Por enquanto, vejo similitudes entre Lourenço e Bartleby (magnífica e evanescente personagem de Herman Melville), também Lourenço está desprovido de mundo, nesta época onde tudo parece possível (já não vivemos na sociedade disciplinar de Foucault, somos impressionantemente livres), desde que nos empenhemos até ao tutano. Lourenço não quer fazer nada, não quer ser nada. Se lhe dissessem que ficaria invisível e intangível acharia isso uma boa solução. É verdade que nem sempre foi assim, já houve alturas em que alimentou a presença radical da amargura, quase abraçou um gang revolucionário de bairro quando aderiu a um pequeno partido “progressista”, teve até alguns rompantes que o fizeram levantar a voz, houve mesmo um dia em que esmurrou um palerma da direita teológica, vagamente deficiente físico e mental. Mas o esforço não valeu a pena, a quebra seminal do circuito vital imprimido por factores internos e externos (talvez por a mãe o proteger sistematicamente da estupidez violenta do pai) nunca lhe trouxe a saúde afirmativa que os machos normais possuem até aos 40 anos.

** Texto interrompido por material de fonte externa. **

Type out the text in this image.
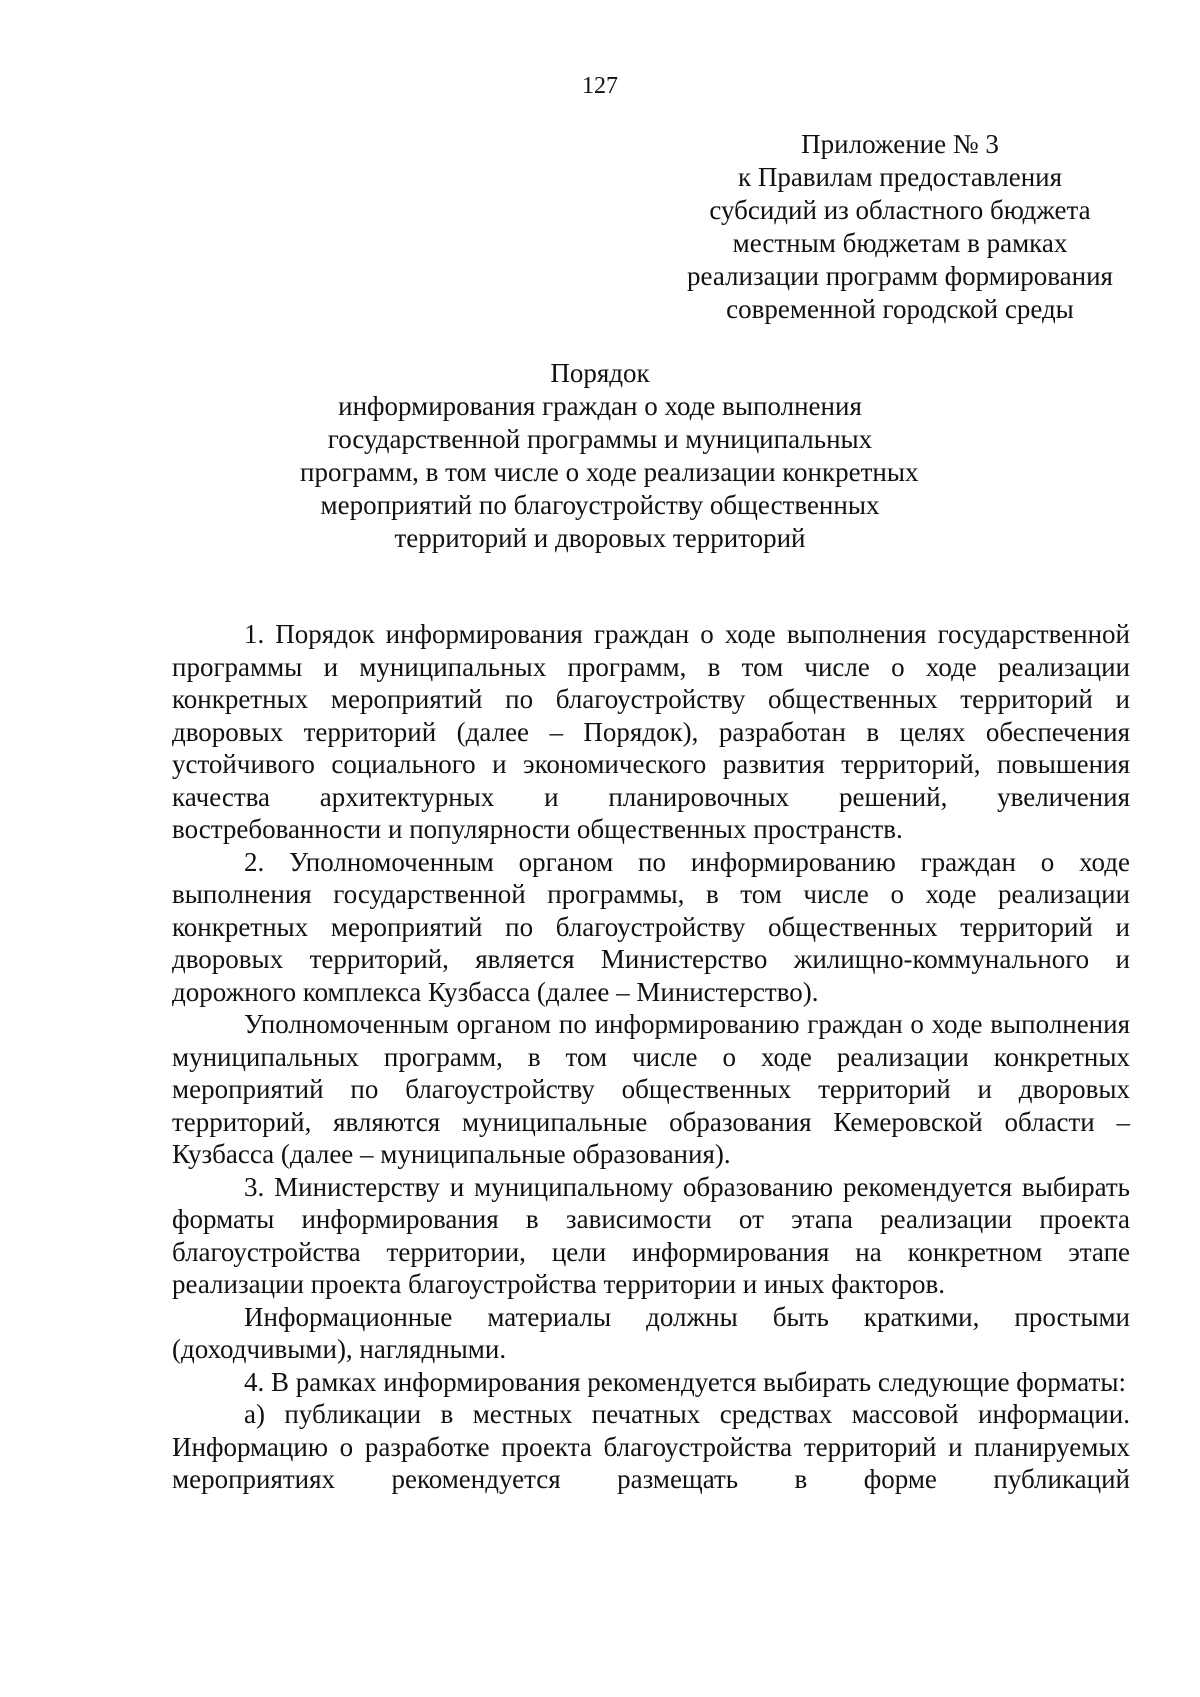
127
Приложение № 3
к Правилам предоставления
субсидий из областного бюджета
местным бюджетам в рамках
реализации программ формирования
современной городской среды
Порядок
информирования граждан о ходе выполнения
государственной программы и муниципальных
программ, в том числе о ходе реализации конкретных
мероприятий по благоустройству общественных
территорий и дворовых территорий

1. Порядок информирования граждан о ходе выполнения государственной программы и муниципальных программ, в том числе о ходе реализации конкретных мероприятий по благоустройству общественных территорий и дворовых территорий (далее – Порядок), разработан в целях обеспечения устойчивого социального и экономического развития территорий, повышения качества архитектурных и планировочных решений, увеличения востребованности и популярности общественных пространств.

2. Уполномоченным органом по информированию граждан о ходе выполнения государственной программы, в том числе о ходе реализации конкретных мероприятий по благоустройству общественных территорий и дворовых территорий, является Министерство жилищно-коммунального и дорожного комплекса Кузбасса (далее – Министерство).

Уполномоченным органом по информированию граждан о ходе выполнения муниципальных программ, в том числе о ходе реализации конкретных мероприятий по благоустройству общественных территорий и дворовых территорий, являются муниципальные образования Кемеровской области – Кузбасса (далее – муниципальные образования).

3. Министерству и муниципальному образованию рекомендуется выбирать форматы информирования в зависимости от этапа реализации проекта благоустройства территории, цели информирования на конкретном этапе реализации проекта благоустройства территории и иных факторов.

Информационные материалы должны быть краткими, простыми (доходчивыми), наглядными.

4. В рамках информирования рекомендуется выбирать следующие форматы:

а) публикации в местных печатных средствах массовой информации. Информацию о разработке проекта благоустройства территорий и планируемых мероприятиях рекомендуется размещать в форме публикаций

Enredou-se, pois, numa subjectividade pseudo-trágica e experimentou escrever poemas no estilo de António Nobre. Lançado na realidade, foi-se adaptando, baixando, desviando, fugindo (quase se tornou um bom atleta do Desporto Escolar), escondendo, desaparecendo.

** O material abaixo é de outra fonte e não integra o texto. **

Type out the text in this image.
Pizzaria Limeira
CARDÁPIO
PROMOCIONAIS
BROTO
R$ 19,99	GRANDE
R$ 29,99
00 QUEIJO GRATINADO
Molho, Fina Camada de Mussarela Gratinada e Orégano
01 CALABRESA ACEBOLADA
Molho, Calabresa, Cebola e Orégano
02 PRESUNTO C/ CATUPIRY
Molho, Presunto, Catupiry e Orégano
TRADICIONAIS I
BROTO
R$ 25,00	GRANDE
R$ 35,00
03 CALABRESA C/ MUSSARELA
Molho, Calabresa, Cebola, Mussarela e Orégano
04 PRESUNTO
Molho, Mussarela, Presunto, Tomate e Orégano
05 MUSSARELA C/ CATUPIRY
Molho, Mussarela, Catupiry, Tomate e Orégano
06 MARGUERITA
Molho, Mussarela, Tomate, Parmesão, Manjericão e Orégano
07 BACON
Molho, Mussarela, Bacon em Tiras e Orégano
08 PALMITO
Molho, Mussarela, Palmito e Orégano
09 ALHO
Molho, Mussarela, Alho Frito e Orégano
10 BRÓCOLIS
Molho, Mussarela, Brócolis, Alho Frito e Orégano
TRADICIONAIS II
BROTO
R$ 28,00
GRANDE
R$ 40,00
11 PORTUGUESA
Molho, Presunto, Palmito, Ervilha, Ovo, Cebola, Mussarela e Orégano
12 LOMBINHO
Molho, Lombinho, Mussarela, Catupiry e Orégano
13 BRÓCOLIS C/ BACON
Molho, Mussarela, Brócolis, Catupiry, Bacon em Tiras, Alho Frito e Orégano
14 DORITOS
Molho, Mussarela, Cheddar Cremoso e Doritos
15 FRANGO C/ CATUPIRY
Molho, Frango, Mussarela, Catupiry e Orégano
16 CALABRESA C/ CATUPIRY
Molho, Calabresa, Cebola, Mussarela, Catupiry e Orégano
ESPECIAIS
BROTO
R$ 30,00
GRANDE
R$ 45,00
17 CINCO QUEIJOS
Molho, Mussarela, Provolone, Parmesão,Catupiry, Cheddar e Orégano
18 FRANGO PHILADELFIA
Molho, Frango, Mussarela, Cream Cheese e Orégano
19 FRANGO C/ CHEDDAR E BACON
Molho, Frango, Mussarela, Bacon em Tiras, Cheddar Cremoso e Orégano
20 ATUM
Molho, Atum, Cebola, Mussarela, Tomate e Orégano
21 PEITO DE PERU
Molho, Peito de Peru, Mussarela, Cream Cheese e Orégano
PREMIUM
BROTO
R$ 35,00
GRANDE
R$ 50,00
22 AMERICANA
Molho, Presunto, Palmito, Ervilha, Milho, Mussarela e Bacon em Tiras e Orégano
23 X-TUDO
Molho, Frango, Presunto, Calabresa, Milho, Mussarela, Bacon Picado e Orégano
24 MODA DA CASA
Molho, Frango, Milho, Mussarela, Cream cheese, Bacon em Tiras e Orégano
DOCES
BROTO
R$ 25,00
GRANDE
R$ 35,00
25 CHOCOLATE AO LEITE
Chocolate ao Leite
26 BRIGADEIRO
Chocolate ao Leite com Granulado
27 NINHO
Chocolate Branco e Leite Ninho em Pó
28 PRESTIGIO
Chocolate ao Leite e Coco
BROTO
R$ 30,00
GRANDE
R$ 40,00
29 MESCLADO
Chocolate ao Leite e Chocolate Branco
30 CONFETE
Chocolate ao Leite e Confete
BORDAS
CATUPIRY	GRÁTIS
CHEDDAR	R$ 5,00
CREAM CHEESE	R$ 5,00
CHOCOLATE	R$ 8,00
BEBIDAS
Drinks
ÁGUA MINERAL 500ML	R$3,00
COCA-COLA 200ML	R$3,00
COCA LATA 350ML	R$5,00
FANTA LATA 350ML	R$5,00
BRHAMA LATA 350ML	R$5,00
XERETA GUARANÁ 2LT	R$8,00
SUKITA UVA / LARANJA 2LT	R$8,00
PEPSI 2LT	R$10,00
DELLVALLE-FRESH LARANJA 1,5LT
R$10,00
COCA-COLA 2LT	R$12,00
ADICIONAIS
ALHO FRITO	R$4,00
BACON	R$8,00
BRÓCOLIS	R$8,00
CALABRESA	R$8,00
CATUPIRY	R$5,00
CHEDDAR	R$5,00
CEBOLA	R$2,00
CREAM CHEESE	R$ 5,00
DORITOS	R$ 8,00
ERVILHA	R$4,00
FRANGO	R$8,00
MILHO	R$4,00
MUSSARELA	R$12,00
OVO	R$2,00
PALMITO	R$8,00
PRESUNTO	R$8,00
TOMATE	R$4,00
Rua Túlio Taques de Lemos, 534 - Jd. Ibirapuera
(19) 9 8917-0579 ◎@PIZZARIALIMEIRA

Arte do desvanecimento. Embora vigiado, Lourenço acredita que algo, talvez Deus, talvez o Diabo, o acompanha permanentemente, não para o guardar, mas para o acusar e pouco depois, numa celeridade anti-portuguesa, o castigar. Sem ecos não haveria vida singular, uma pessoa faz-se pelo que em si ecoa dos outros e de si neles. Em Lourenço ressoam todos os signos que desde os gregos significam, desenham a geografia do Inferno. Por seu turno, de si projecta-se a melancolia mais desoladora de que há memória.

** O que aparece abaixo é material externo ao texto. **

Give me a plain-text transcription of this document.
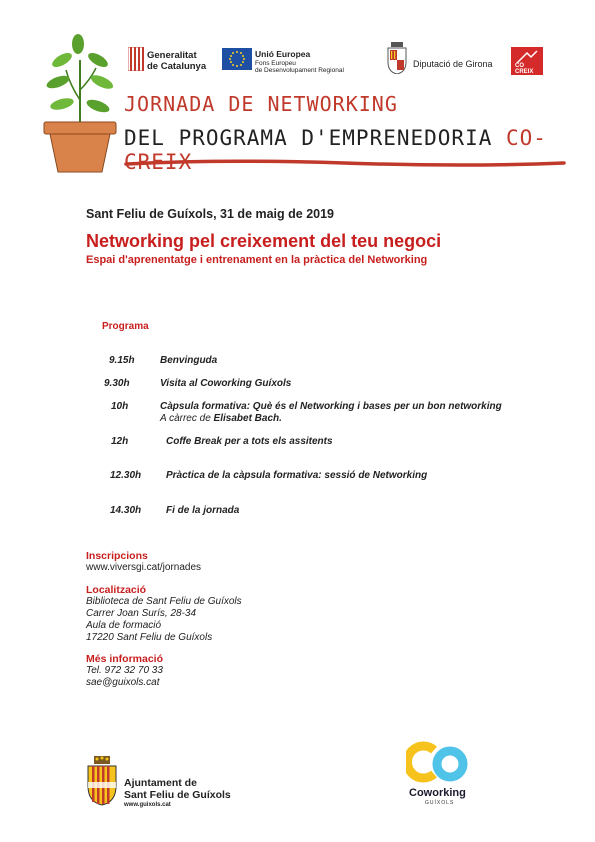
Generalitat
de Catalunya
Unió Europea
Fons Europeu
de Desenvolupament Regional
Diputació de Girona	CO CREIX
JORNADA DE NETWORKING
DEL PROGRAMA D'EMPRENEDORIA CO-CREIX
Sant Feliu de Guíxols, 31 de maig de 2019
Networking pel creixement del teu negoci
Espai d'aprenentatge i entrenament en la pràctica del Networking
Programa
9.15h	Benvinguda
9.30h	Visita al Coworking Guíxols
10h	Càpsula formativa: Què és el Networking i bases per un bon networking
A càrrec de Elisabet Bach.
12h	Coffe Break per a tots els assitents
12.30h Pràctica de la càpsula formativa: sessió de Networking
14.30h Fi de la jornada
Inscripcions
www.viversgi.cat/jornades
Localització
Biblioteca de Sant Feliu de Guíxols
Carrer Joan Surís, 28-34
Aula de formació
17220 Sant Feliu de Guíxols
Més informació
Tel. 972 32 70 33
sae@guixols.cat
Ajuntament de
Sant Feliu de Guíxols
www.guixols.cat
Coworking
GUÍXOLS
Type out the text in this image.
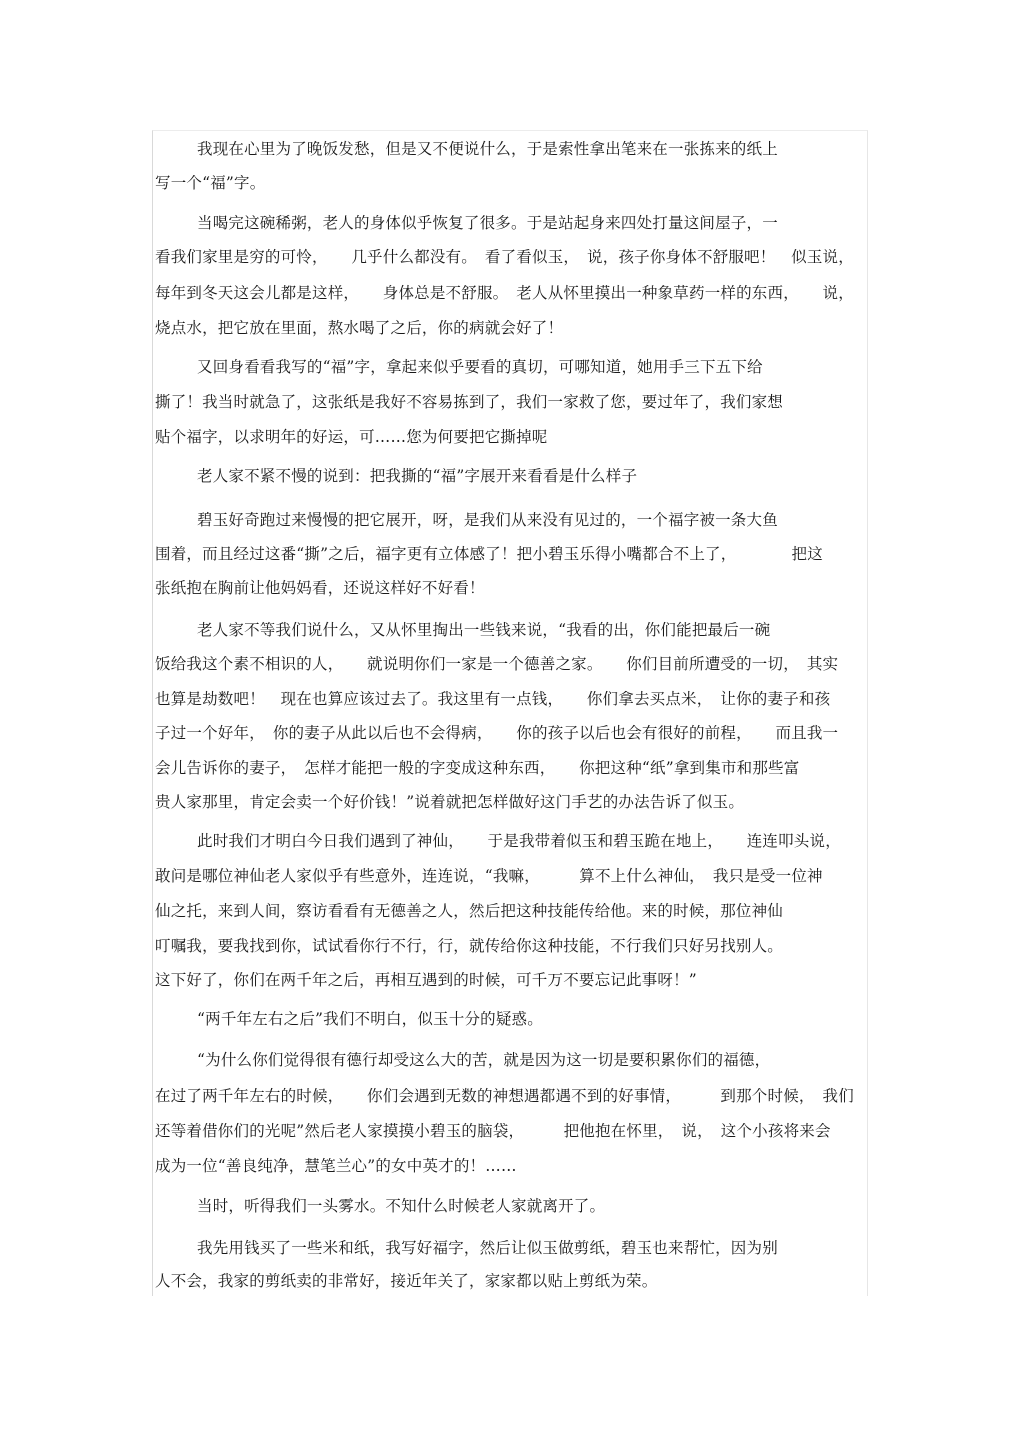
我现在心里为了晚饭发愁，但是又不便说什么，于是索性拿出笔来在一张拣来的纸上
写一个“福”字。
当喝完这碗稀粥，老人的身体似乎恢复了很多。于是站起身来四处打量这间屋子，一
看我们家里是穷的可怜，　　几乎什么都没有。　看了看似玉，　说，孩子你身体不舒服吧！　似玉说，
每年到冬天这会儿都是这样，　　身体总是不舒服。　老人从怀里摸出一种象草药一样的东西，　　说，
烧点水，把它放在里面，熬水喝了之后，你的病就会好了！
又回身看看我写的“福”字，拿起来似乎要看的真切，可哪知道，她用手三下五下给
撕了！我当时就急了，这张纸是我好不容易拣到了，我们一家救了您，要过年了，我们家想
贴个福字，以求明年的好运，可……您为何要把它撕掉呢
老人家不紧不慢的说到：把我撕的“福”字展开来看看是什么样子
碧玉好奇跑过来慢慢的把它展开，呀，是我们从来没有见过的，一个福字被一条大鱼
围着，而且经过这番“撕”之后，福字更有立体感了！把小碧玉乐得小嘴都合不上了，　　　　把这
张纸抱在胸前让他妈妈看，还说这样好不好看！
老人家不等我们说什么，又从怀里掏出一些钱来说，“我看的出，你们能把最后一碗
饭给我这个素不相识的人，　　就说明你们一家是一个德善之家。　　你们目前所遭受的一切，　其实
也算是劫数吧！　现在也算应该过去了。我这里有一点钱，　　你们拿去买点米，　让你的妻子和孩
子过一个好年，　你的妻子从此以后也不会得病，　　你的孩子以后也会有很好的前程，　　而且我一
会儿告诉你的妻子，　怎样才能把一般的字变成这种东西，　　你把这种“纸”拿到集市和那些富
贵人家那里，肯定会卖一个好价钱！”说着就把怎样做好这门手艺的办法告诉了似玉。
此时我们才明白今日我们遇到了神仙，　　于是我带着似玉和碧玉跪在地上，　　连连叩头说，
敢问是哪位神仙老人家似乎有些意外，连连说，“我嘛，　　　算不上什么神仙，　我只是受一位神
仙之托，来到人间，察访看看有无德善之人，然后把这种技能传给他。来的时候，那位神仙
叮嘱我，要我找到你，试试看你行不行，行，就传给你这种技能，不行我们只好另找别人。
这下好了，你们在两千年之后，再相互遇到的时候，可千万不要忘记此事呀！”
“两千年左右之后”我们不明白，似玉十分的疑惑。
“为什么你们觉得很有德行却受这么大的苦，就是因为这一切是要积累你们的福德，
在过了两千年左右的时候，　　你们会遇到无数的神想遇都遇不到的好事情，　　　到那个时候，　我们
还等着借你们的光呢”然后老人家摸摸小碧玉的脑袋，　　　把他抱在怀里，　说，　这个小孩将来会
成为一位“善良纯净，慧笔兰心”的女中英才的！……
当时，听得我们一头雾水。不知什么时候老人家就离开了。
我先用钱买了一些米和纸，我写好福字，然后让似玉做剪纸，碧玉也来帮忙，因为别
人不会，我家的剪纸卖的非常好，接近年关了，家家都以贴上剪纸为荣。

– Então senhor Lourenço, é o costume?

– sim.

– Cá está, tem visto a Quinta?

– A Quinta?

– Sim, da TVI, não me diga que não vê televisão?

– Vejo, mas não os canais portugueses.

– Já que paga a taxa, aproveite.

– Não, obrigado, prefiro a FOX.

– Intelectuais...

– Não, só vejo séries policiais.

– Oh senhor Lourenço, não me dê música!

– Não dou, sou uma pessoa normal.

E assim por diante, no café ao pé da escola. A empregada é fresca, sem muito tento na língua, mas indicia uns belos seios (é por aqui que se amansam muitos homens). Lourenço passa lá frequentemente. Por nada em especial, nem pelo café. Necessita disso para pontuar o seu dia. E começou há pouco a matutar na possibilidade de lançar um piropo à Vanda, iniciado por: “A menina é atrevida, não quer atrever-se um pouco mais?” Talvez mais curto: “A menina quer atrever-se?” Não, demasiado subtil. Bom, era logo um: “Vanda, quer foder comigo?”

É isso mesmo, a frase vai ser dita (parece um imperativo cósmico). E Lourenço preparou-se para a negativa, e talvez o insulto vindo da indignação arrebatada de peixeira. Mas quando chegou o momento em que, embriagado por uma noite de insónias, lhe perguntou se queria foder, ela respondeu que sim, desde que recebesse uma nota de €100.

Lourenço emudeceu e tremeu, um técnica que o seu corpo usava para evitar algumas vergonhas.

– Então, sim ou não?

– Sim, €100, ok, está bem.

– Quando?

– Hoje, logo, onde mora?

– Aqui ao lado, Óscar Monteiro Torres, 27, 3.º Dto.

– A que horas?

– 9?

– Lá estarei, lá estarei. Mas não espere por qualquer redenção.